The Monument of Agonothetes
This monument decorated the center of the city. The structure had the form of a semicircle and served as an assembly place of the council of the city – the Bule. The front part of the structure was decorated in a special manner: there are 6 pillars crowned with capitals of the Corinthian style. An inscription dating from the middle of the 2nd century A.D. tells that the building was constructed by high ranking officers of the city, a monument with the purpose of commemorating the death of his soldier brother. On the day of the inauguration of the monument, a show was staged in the city with the participation of 25 couples of gladiators. On the western side, from the top of the monumental structure, the tourists can see the ruins of the small temple of Artemis (Diana). At the eastern side there is a street which passes under a triumphal arch. On the opposite side of the monument of the Agonothetes, there is a colonnade decorated with marble statues. The Library and the Odeon
This structure rises behind the colonnade. Opposite the monument of Aganothetes stands an Odeon or ‘small theatre’ for 200 spectators. The building had a stage, an orchestra and tiers. There they gave musical shows, recitals, and held oratorical and philosophical discussions. The House with Mosaics
A couple of meters away was cavated a rich Apolonian dwelling house of the 3rd century A.D.: The mosaics are of all types. There are mosaics where the main decorative motives are simple geometric figures, others have ornamental mythological figures like : hypocamposes (seahorses), accompanied by Nereids and Erotes. One of the mosaics represents a scene where Archiles holds the wounded Penthesilea, the beautiful queen of Amazones, in his arms.

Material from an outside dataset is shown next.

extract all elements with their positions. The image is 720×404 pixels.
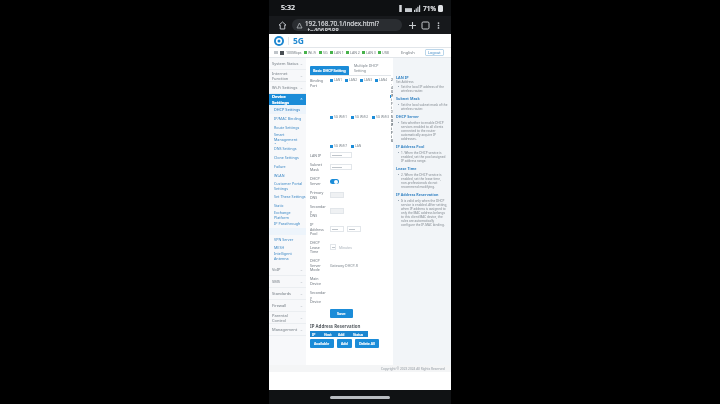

The Fontana represents in itself a complex structure; it had a wall which collected the waters that sprang from the earth, and four other aqueducts.
The Museum of Apolonia
The Museum of Apollina has 7 pavilions, a gallery and 2 porticos. Here are exhibited different objects that testify to the history of Apolonia.
The Church of St. Mary
The Church of St. Mary is situated between the museum and the refectory. The church is of Byzantine style. The interiors of the church had once been painted, but today very few fragments from the mural paintings have remained. The church was built in the fourteenth century. The wall painting represents Emperor Andronicus Paleologus as the builder of the church. The refectory of the monastery was built at the same time as the church.